Putting too much of an emphasis cost-savings on professional guidance can harm a startup's success. Many startups must partner with experts in certain aspects of the business model such as accounting, IT or legal departments. If an entrepreneur can only hire a limited staff and does not have background or expertise in all of the company's components - which most founders do not - it is worth the money to pay for high-quality experts. A discount lawyer or accountant service will typically offer a startup the bare minimum in services and attention. Startups have unique challenges that present themselves without notice. Limited resources and staff make it difficult to address each obstacle efficiently. Ensuring high-quality providers are on board will help entrepreneurs worry less about legal and financial roadblocks and focus more on product development and growth. Working with high-quality service providers may be costly in the beginning, but will typically ward off expensive problems or penalties in the future that may be the downfall for a startup.
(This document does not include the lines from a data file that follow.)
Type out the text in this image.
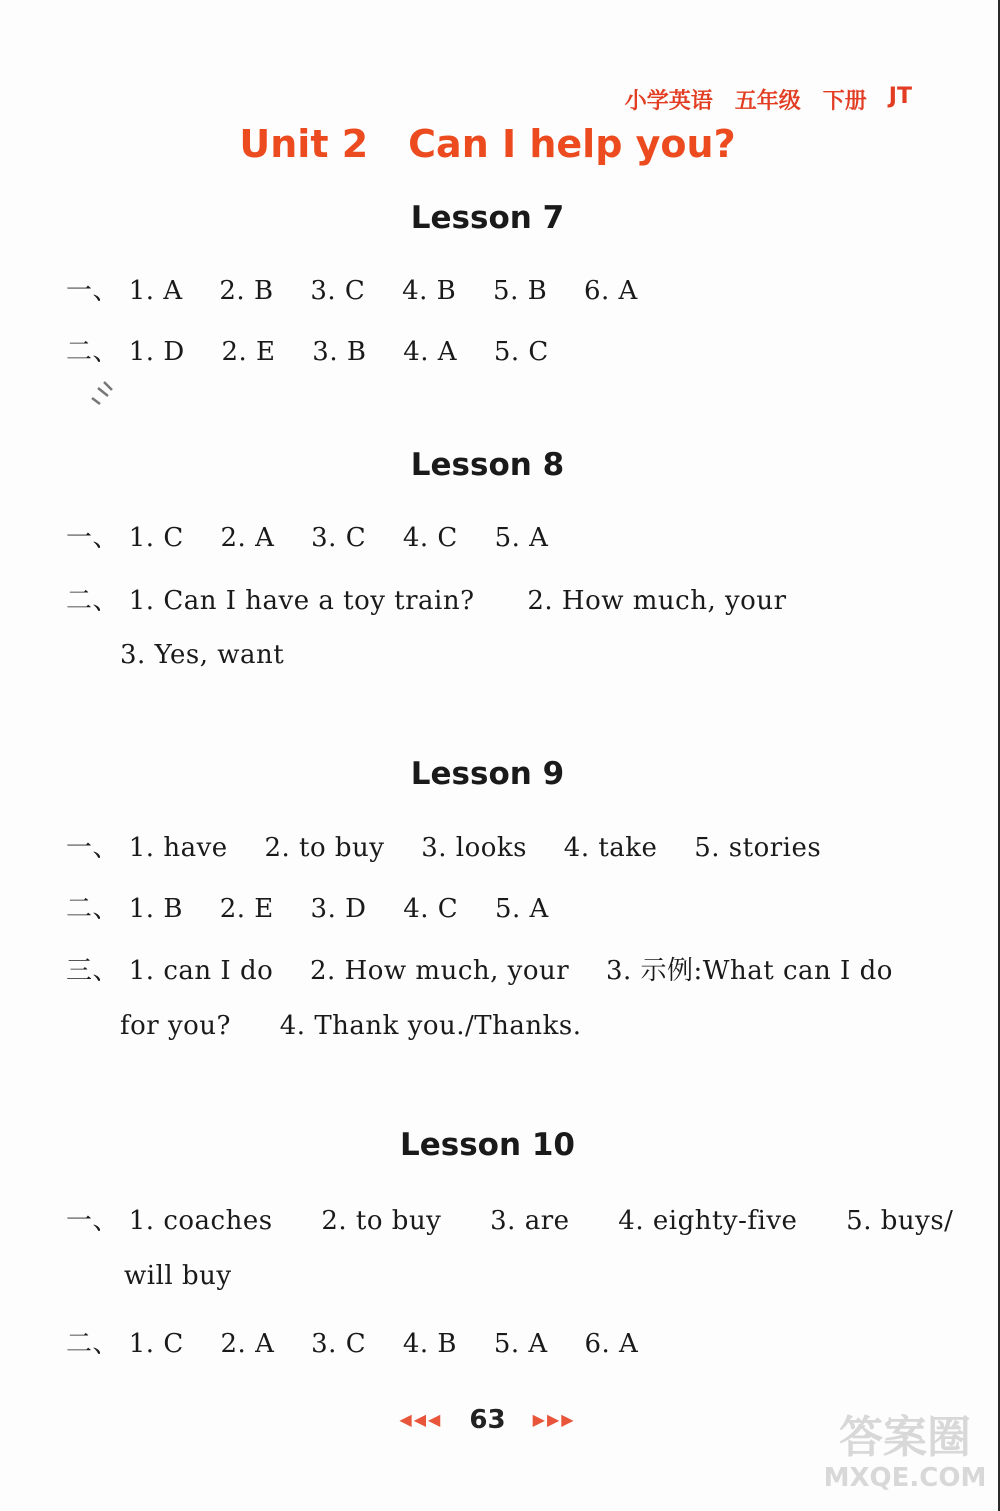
小学英语 五年级 下册 JT
Unit 2 Can I help you?
Lesson 7
一、 1. A 2. B 3. C 4. B 5. B 6. A
二、 1. D 2. E 3. B 4. A 5. C
Lesson 8
一、 1. C 2. A 3. C 4. C 5. A
二、 1. Can I have a toy train? 2. How much, your
3. Yes, want
Lesson 9
一、 1. have 2. to buy 3. looks 4. take 5. stories
二、 1. B 2. E 3. D 4. C 5. A
三、 1. can I do 2. How much, your 3. 示例:What can I do
for you? 4. Thank you./Thanks.
Lesson 10
一、 1. coaches 2. to buy 3. are 4. eighty-five 5. buys/
will buy
二、 1. C 2. A 3. C 4. B 5. A 6. A
◀◀◀ 63 ▶▶▶	答案圈
MXQE.COM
Furthermore, entrepreneurs should be sure to keep their self-confidence in check as well. Yes, startup founders must be the strongest believers in a business idea and work unwaveringly on pushing the concept into the market. But entrepreneurs must also know when to recognize a weakness or disparity in a business concept in order to address it promptly and limit any negative ripple effects. Entrepreneurs should never question ambition or determination, but can leave wiggle room for improvements to an idea after gauging the market and speaking with industry experts. If an entrepreneur falls too in love with a project and becomes blind to what elements could make the idea a true success, the self-confidence may become the startup's greatest downfall. Entrepreneurs must be sure to nurture their natural traits while leveraging these skills to the advantage of the business, not its detriment.